Quem é você na fila do pão?

OPINIÃO - Roberto Mancuzo

Data 26/05/2020
Horário 06:08

Vem cá: em que sonho mais louco você se viu jogado em meio a uma pandemia?

Mas de jeito algum eu imaginei, ainda no final de 2019, que viveria este caos diário que é preparar aula on-line, arrumar a casa, prestar atenção em sintomas, passar álcool gel, cozinhar, arruma a casa de novo, acompanhar as crianças nas aulas on-line, debater sobre a abertura do comércio no grupo de WhatsApp, fingir ser feliz e não brigar quando dizem que é só uma “gripezinha”, convencer o amigo que aquela mancha é só uma urticária, que sua mãe tem que ficar em casa, imaginar em que momento o corona vai me atacar quando sair para passear com a dog, escrever capítulos de um livro, dar aulas on-line, convencer aluno que está tudo bem, que a profissão vai sobreviver e, depois desta maratona, ainda ficar vivo antes de ir dormir pensando que amanhã será de novo a mesma coisa.

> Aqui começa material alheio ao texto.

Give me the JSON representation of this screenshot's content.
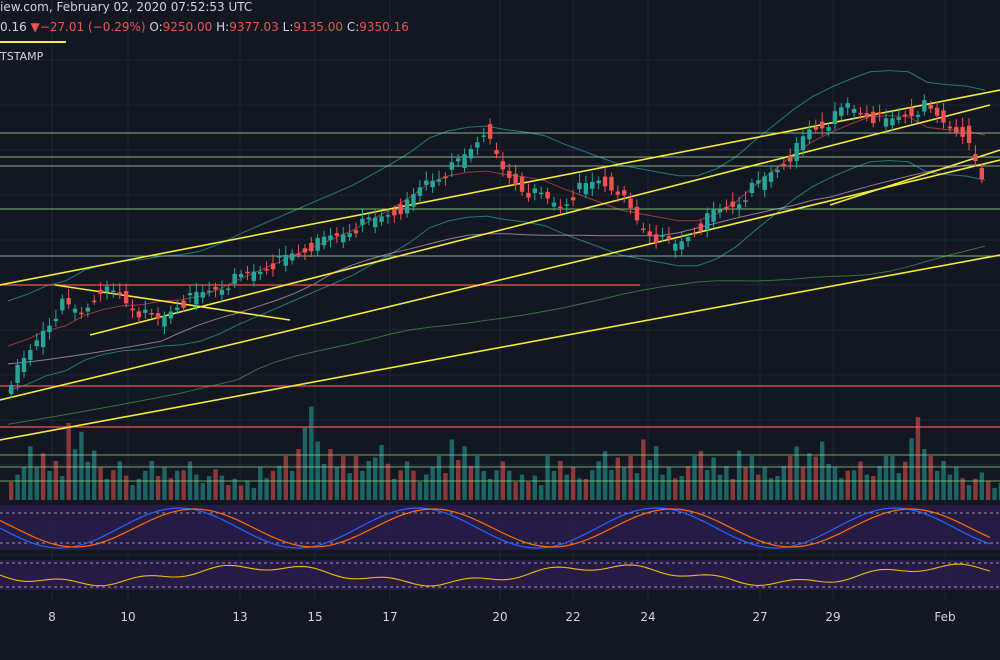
{
  "header": {
    "source_date": "iew.com, February 02, 2020 07:52:53 UTC",
    "change_prefix": "0.16",
    "change_arrow": "▼",
    "change_value": "−27.01 (−0.29%)",
    "o_label": "O:",
    "o_value": "9250.00",
    "h_label": "H:",
    "h_value": "9377.03",
    "l_label": "L:",
    "l_value": "9135.00",
    "c_label": "C:",
    "c_value": "9350.16",
    "exchange": "TSTAMP"
  },
  "colors": {
    "background": "#131722",
    "up": "#26a69a",
    "down": "#ef5350",
    "trendline": "#f2ea3c",
    "support": "#9be27d",
    "resistance": "#ef5350"
  },
  "chart_data": {
    "type": "candlestick",
    "title": "",
    "x_tick_labels": [
      "8",
      "10",
      "13",
      "15",
      "17",
      "20",
      "22",
      "24",
      "27",
      "29",
      "Feb"
    ],
    "indicators": [
      "Bollinger Bands",
      "Moving Averages",
      "Volume",
      "Stochastic RSI",
      "RSI"
    ],
    "grid": true,
    "note_values": "price path shown in chart-pixel-free data units (approx BTC/USD)",
    "price_path": [
      8100,
      8250,
      8450,
      8600,
      8550,
      8700,
      8650,
      8550,
      8500,
      8600,
      8650,
      8700,
      8750,
      8800,
      8850,
      8900,
      8950,
      9000,
      9050,
      9100,
      9150,
      9200,
      9350,
      9400,
      9500,
      9650,
      9400,
      9300,
      9250,
      9200,
      9300,
      9350,
      9300,
      9100,
      9000,
      8950,
      9050,
      9150,
      9200,
      9300,
      9400,
      9500,
      9650,
      9700,
      9800,
      9750,
      9700,
      9750,
      9800,
      9700,
      9650,
      9350
    ],
    "volume_path": [
      30,
      55,
      40,
      70,
      45,
      35,
      25,
      40,
      30,
      35,
      28,
      25,
      20,
      30,
      40,
      85,
      60,
      45,
      40,
      50,
      35,
      30,
      45,
      55,
      40,
      35,
      30,
      25,
      40,
      30,
      35,
      50,
      45,
      55,
      30,
      40,
      50,
      35,
      45,
      30,
      40,
      55,
      60,
      30,
      35,
      40,
      45,
      85,
      40,
      30,
      25,
      20
    ]
  }
}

E esta descrição minha é só de um dos personagens que surgiram na pandemia. Há muitos outros e muitas opções para escolher também se você ainda está meio que escondido embaixo do lençol achando que tudo vai acabar hoje à tarde.

Tem a galera que reinventou a casa. O que antes era só um lugar para dormir, agora virou uma meca do “faça você mesmo”. Em cada cômodo uma experiência. No quintal, ele montou uma hortinha e o jardim agora tem até borboleta; nos quartos, pelo menos uma parede já foi pintada; as maçanetas nunca funcionaram tão bem e os armários, cara, quanta diferença. Estão arrumados por cores e utilidade! E ainda tem o laboratório Master Chef da cozinha todo dia. Pão caseiro agora é feijão com arroz. Já tem gente partindo para drogas mais fortes como pão de fermentação natural e suas intermináveis 36 horas de preparo. Não mexe no meu levain!

E a classe dos estudantes? Essa está bem arrumada mesmo. Eu sou professor universitário e digo uma coisa: toda minha admiraçãopara estes heróis da pandemia. Ao lado dos profissionais da saúde, merecem estátuas e menções honrosas na Câmara. De uma hora para outra, o mundo do estudo caiu em cima deles de uma maneira retumbante. E no mesmo dia tem que ler textos on-line, fazer trabalhos on-line, assistir aula on-line, fazer contas para pagar a mensalidade, on-line, virar um trator para cumprir os 300 trabalhos que foram passados, on-line, porque vou dizer, no começo os professores ficaram tão perdidos com as aulas, também on-line, que para ganhar tempo e entender essa parada nova foram dando trabalho, leitura, atividade e, ainda, pasmem, colocando prazos! E sobre este mesmo coitado estudantil ainda recaem presenças do mal: o irmão pentelho que divide o quarto e o computador, a tia solteira que veio morar em casa, o pai que está em home office sem esperança e que intensificou a cobrança para que você seja alguém na vida (se ainda houver vida), a mãe que reza nas lives da igreja o dia inteiro e faz todo mundo acompanhar o terço no final do dia, e a irmã sofrência que resolveu trazer o namorado para acompanhar o Bruno e o Gusttavo Lima chaparem ao vivo. E daí ele vai para o Google ver se há algum tutorial para sobreviver a isso, encontra como resposta mais de 11 milhões de indicações sobre como ser um aluno produtivo na quarentena. Não é fofo? É ou não é para chorar em posição fetal no banho? O parágrafo ficou grande, mas esta descrição merece. Todo meu amor a vocês, estudantes.

Mas eu só quero ficar longe mesmo é dos cavaleiros do apocalipse, que acompanham seitas estranhas por aí e acreditam que os cientistas, a imprensa e o mundo racional foram vendidos e que o lance édeixara seleção natural de Darwin agir. Os mais fracos, idosos, pobres e desavisados em geral vão morrer mesmo. E, daí?

Como diria meu amigo Renato Russo: “Festa estranha, com gente esquisita”.